Но славяне смотрели на ситуацию иначе, и то, что они видели, было тоже правдой. А видели они, что, в общем и целом, в социальном и бытовом плане «среднестатистический еврей» устроен лучше, нежели «среднестатистический славянин», а возможно, и все остальные «среднестатистические граждане» страны советов.

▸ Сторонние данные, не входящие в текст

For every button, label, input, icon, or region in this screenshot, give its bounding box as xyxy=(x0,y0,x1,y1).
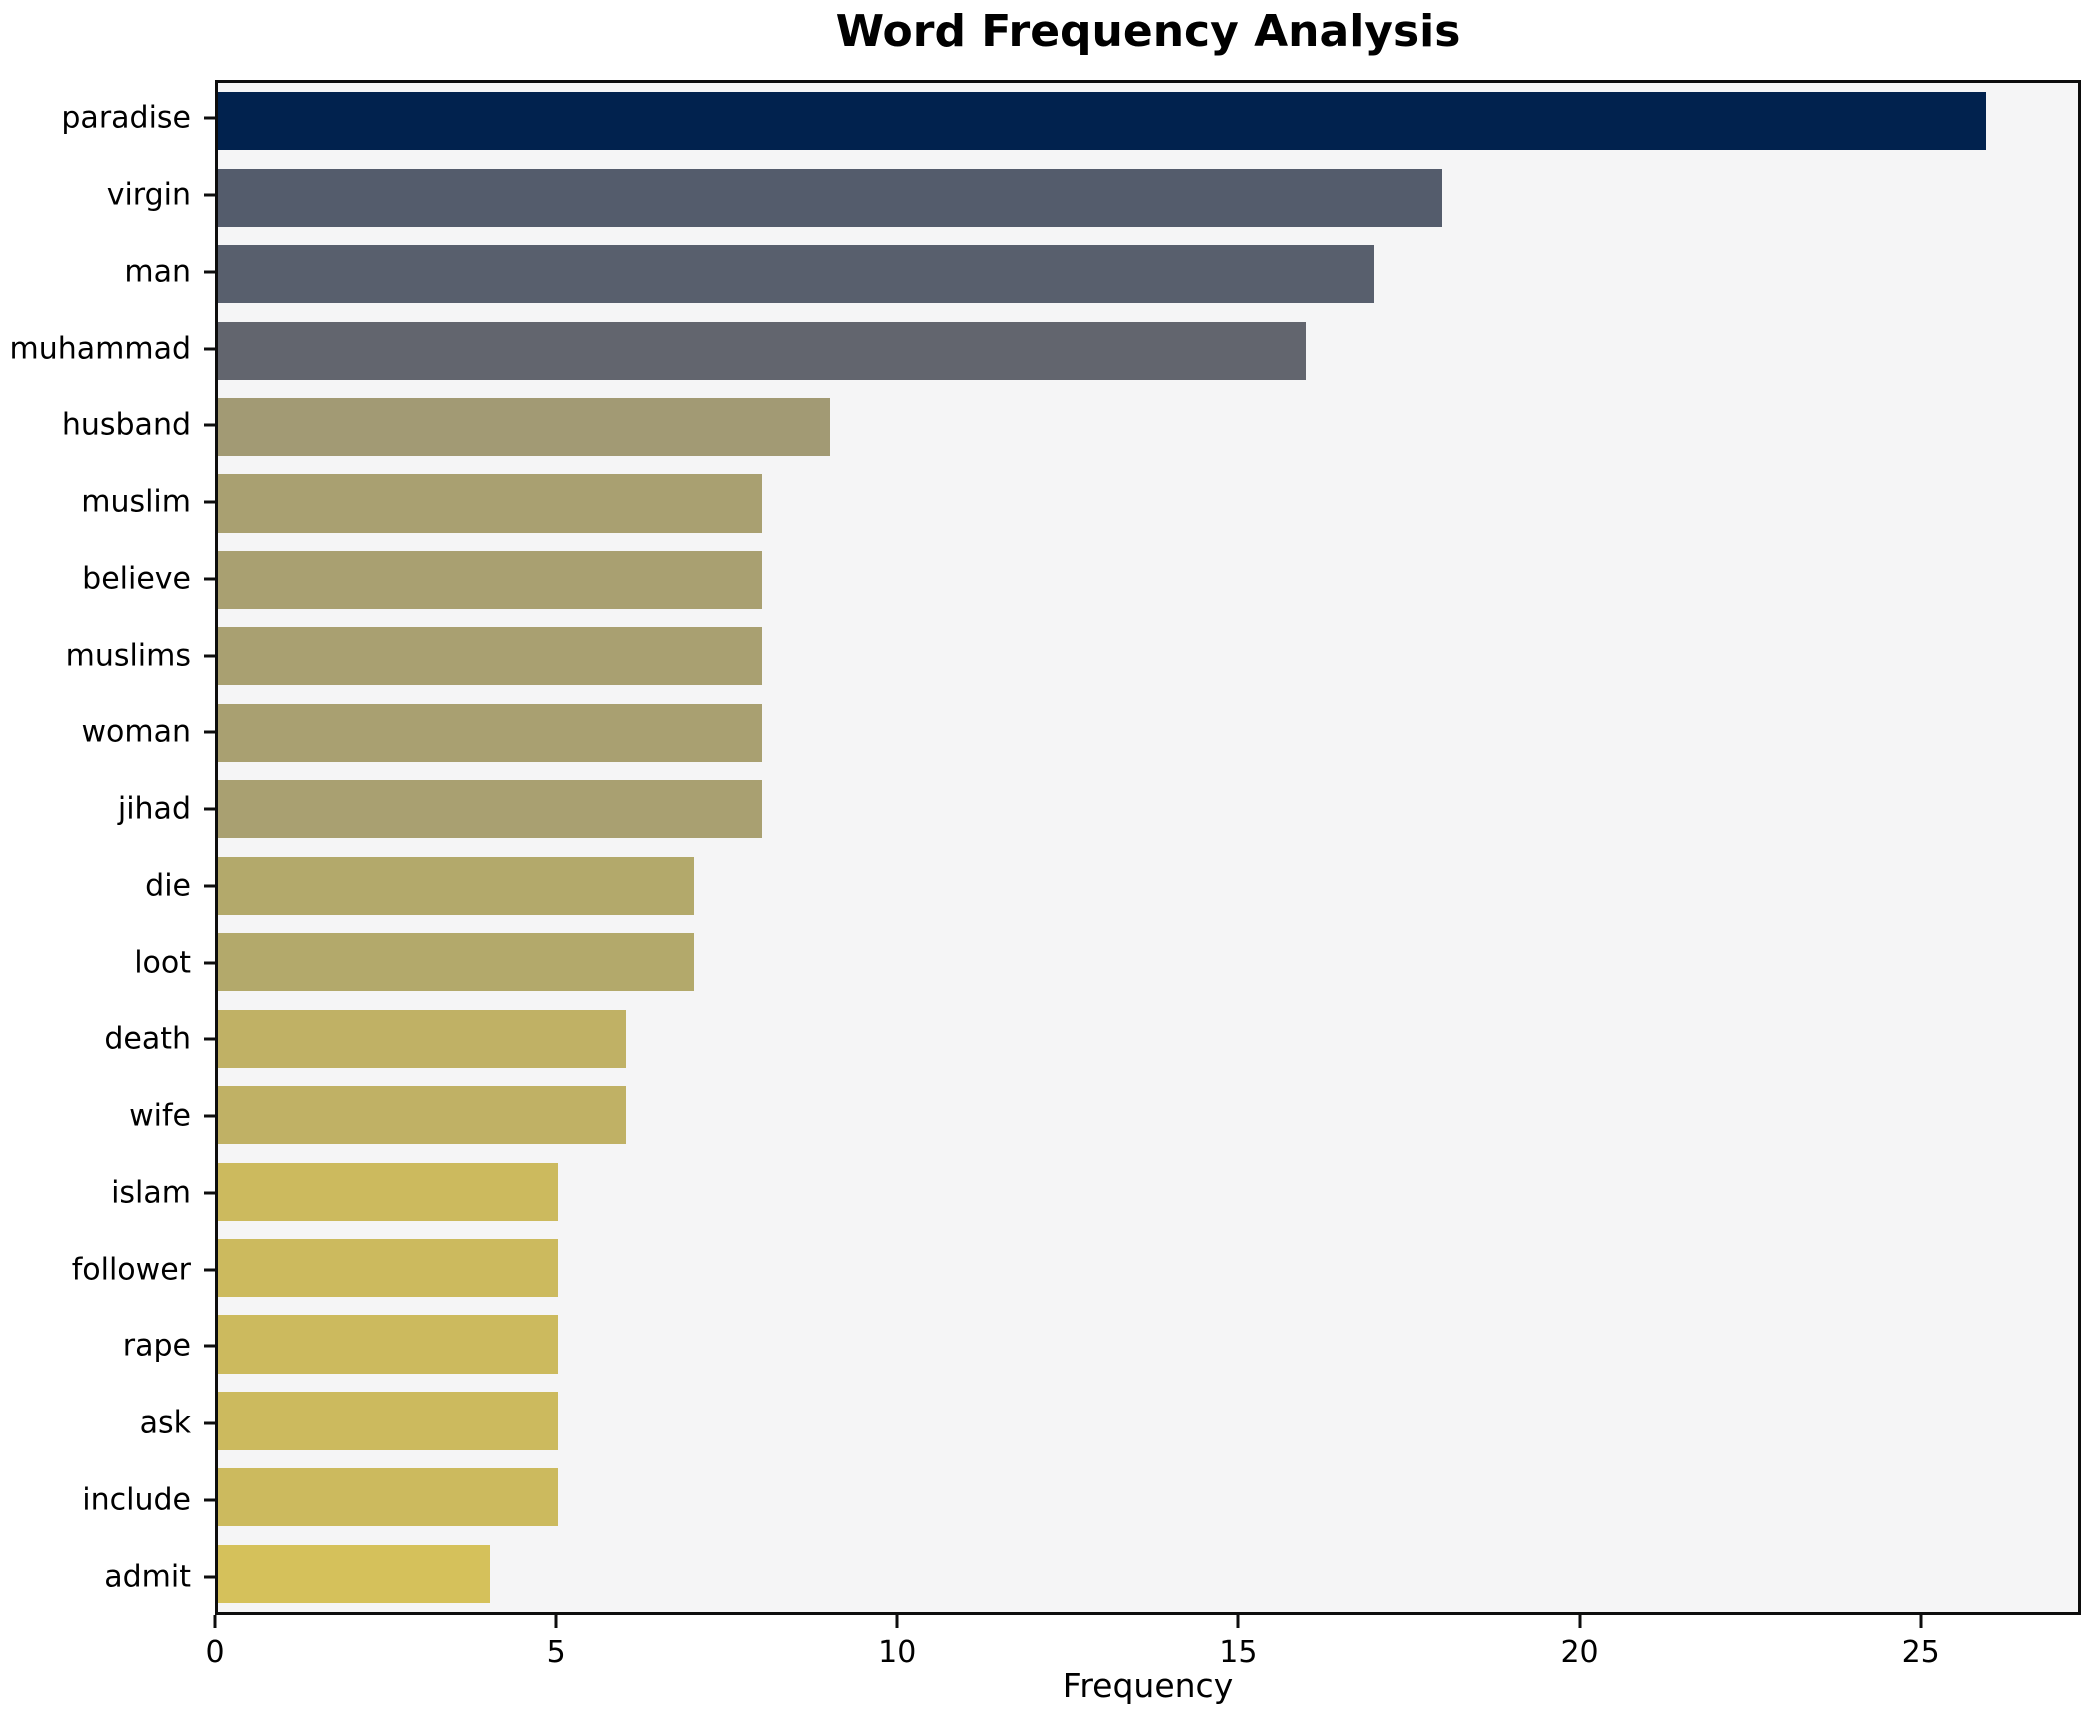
y-tick-label-virgin: virgin xyxy=(106,177,191,213)
bar-row xyxy=(218,312,2078,388)
bar-jihad xyxy=(218,780,763,839)
bar-wife xyxy=(218,1086,627,1145)
y-tick-label-husband: husband xyxy=(61,407,191,443)
y-tick-mark xyxy=(204,884,215,888)
x-tick-label-5: 5 xyxy=(546,1635,566,1670)
x-axis: 0 5 10 15 20 25 xyxy=(205,1615,2081,1695)
y-tick-label-muslim: muslim xyxy=(81,484,191,520)
bar-row xyxy=(218,542,2078,618)
y-tick-label-jihad: jihad xyxy=(117,791,191,827)
y-tick-mark xyxy=(204,116,215,120)
bar-row xyxy=(218,1536,2078,1612)
bar-row xyxy=(218,159,2078,235)
y-tick-mark xyxy=(204,1498,215,1502)
y-tick-mark xyxy=(204,1114,215,1118)
bar-include xyxy=(218,1468,559,1527)
bar-row xyxy=(218,1383,2078,1459)
bar-row xyxy=(218,618,2078,694)
y-tick-mark xyxy=(204,193,215,197)
bar-row xyxy=(218,1153,2078,1229)
y-tick-label-islam: islam xyxy=(111,1175,191,1211)
y-tick-mark xyxy=(204,961,215,965)
bar-loot xyxy=(218,933,695,992)
bar-husband xyxy=(218,397,831,457)
bar-row xyxy=(218,1306,2078,1382)
y-tick-label-follower: follower xyxy=(71,1252,191,1288)
y-axis: paradise virgin man muhammad husband muslim be… xyxy=(0,80,215,1615)
x-tick-mark xyxy=(895,1615,899,1628)
y-tick-mark xyxy=(204,654,215,658)
y-tick-mark xyxy=(204,1575,215,1579)
x-tick-label-0: 0 xyxy=(205,1635,225,1670)
y-tick-label-die: die xyxy=(145,868,191,904)
bar-ask xyxy=(218,1391,559,1450)
x-tick-mark xyxy=(1236,1615,1240,1628)
chart-title: Word Frequency Analysis xyxy=(835,6,1461,57)
y-tick-label-loot: loot xyxy=(134,945,191,981)
x-tick-label-25: 25 xyxy=(1901,1635,1940,1670)
bar-row xyxy=(218,236,2078,312)
y-tick-label-paradise: paradise xyxy=(61,100,191,136)
bar-row xyxy=(218,1230,2078,1306)
bar-row xyxy=(218,1000,2078,1076)
x-tick-mark xyxy=(554,1615,558,1628)
y-tick-mark xyxy=(204,1037,215,1041)
bar-row xyxy=(218,465,2078,541)
bars-container xyxy=(218,83,2078,1612)
bar-row xyxy=(218,695,2078,771)
bar-death xyxy=(218,1009,627,1068)
x-tick-mark xyxy=(1919,1615,1923,1628)
y-tick-mark xyxy=(204,270,215,274)
y-tick-label-muslims: muslims xyxy=(65,638,191,674)
bar-rape xyxy=(218,1315,559,1374)
x-tick-label-20: 20 xyxy=(1560,1635,1599,1670)
plot-area xyxy=(215,80,2081,1615)
y-tick-label-rape: rape xyxy=(122,1328,191,1364)
x-axis-label: Frequency xyxy=(1062,1666,1234,1705)
y-tick-mark xyxy=(204,1344,215,1348)
bar-row xyxy=(218,848,2078,924)
bar-row xyxy=(218,924,2078,1000)
y-tick-label-believe: believe xyxy=(82,561,191,597)
y-tick-label-woman: woman xyxy=(81,714,191,750)
bar-row xyxy=(218,83,2078,159)
bar-muslim xyxy=(218,474,763,533)
bar-row xyxy=(218,1459,2078,1535)
x-tick-label-15: 15 xyxy=(1219,1635,1258,1670)
bar-muhammad xyxy=(218,321,1307,380)
y-tick-mark xyxy=(204,1191,215,1195)
bar-woman xyxy=(218,703,763,762)
bar-row xyxy=(218,771,2078,847)
y-tick-label-admit: admit xyxy=(104,1559,191,1595)
y-tick-label-muhammad: muhammad xyxy=(9,331,191,367)
bar-follower xyxy=(218,1238,559,1298)
y-tick-mark xyxy=(204,347,215,351)
y-tick-label-ask: ask xyxy=(139,1405,191,1441)
y-tick-mark xyxy=(204,500,215,504)
bar-row xyxy=(218,389,2078,465)
bar-muslims xyxy=(218,627,763,686)
y-tick-label-death: death xyxy=(104,1021,191,1057)
bar-islam xyxy=(218,1162,559,1221)
bar-man xyxy=(218,245,1375,304)
y-tick-mark xyxy=(204,1421,215,1425)
bar-die xyxy=(218,856,695,915)
x-tick-mark xyxy=(213,1615,217,1628)
y-tick-mark xyxy=(204,577,215,581)
bar-virgin xyxy=(218,168,1443,227)
y-tick-mark xyxy=(204,807,215,811)
y-tick-mark xyxy=(204,730,215,734)
bar-believe xyxy=(218,550,763,609)
y-tick-mark xyxy=(204,1268,215,1272)
y-tick-label-include: include xyxy=(82,1482,191,1518)
y-tick-mark xyxy=(204,423,215,427)
bar-paradise xyxy=(218,92,1987,151)
bar-row xyxy=(218,1077,2078,1153)
y-tick-label-wife: wife xyxy=(129,1098,191,1134)
bar-admit xyxy=(218,1544,491,1603)
y-tick-label-man: man xyxy=(124,254,191,290)
x-tick-label-10: 10 xyxy=(878,1635,917,1670)
x-tick-mark xyxy=(1578,1615,1582,1628)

А сейчас просто необходима небольшая историко-социологическая справка. Перед войной огромная часть еврейского населения СССР жила в еврейских местечках и городках Украины, Белоруссии и т. д. Война едва не уничтожила само понятие – еврейское местечко. Люди были убиты. В живых остались только те, кто не погиб на фронте и кто успел эвакуироваться или случайно оказался в безопасном месте в самом начале войны. О послевоенном возвращении в родные места, где все знали почти всех, где предстояло бы жить бок о бок с семьями тех, кто принимал участие в расправах над твоими близкими, – не могло быть и речи. Люди потянулись в большие города, где проще было устроиться, найти работу или учёбу по душе, а молодым – ещё и спутника / спутницу. Кроме того, у когото в этих городах уже жили родственники, уехавшие туда в 30-е, 20-е годы, а то и раньше. Это я к тому, что уже после войны основная масса советских евреев «сосредоточилась» в лучших городах страны, а в Советском Союзе сам факт проживания в них сильно влиял на качество жизни.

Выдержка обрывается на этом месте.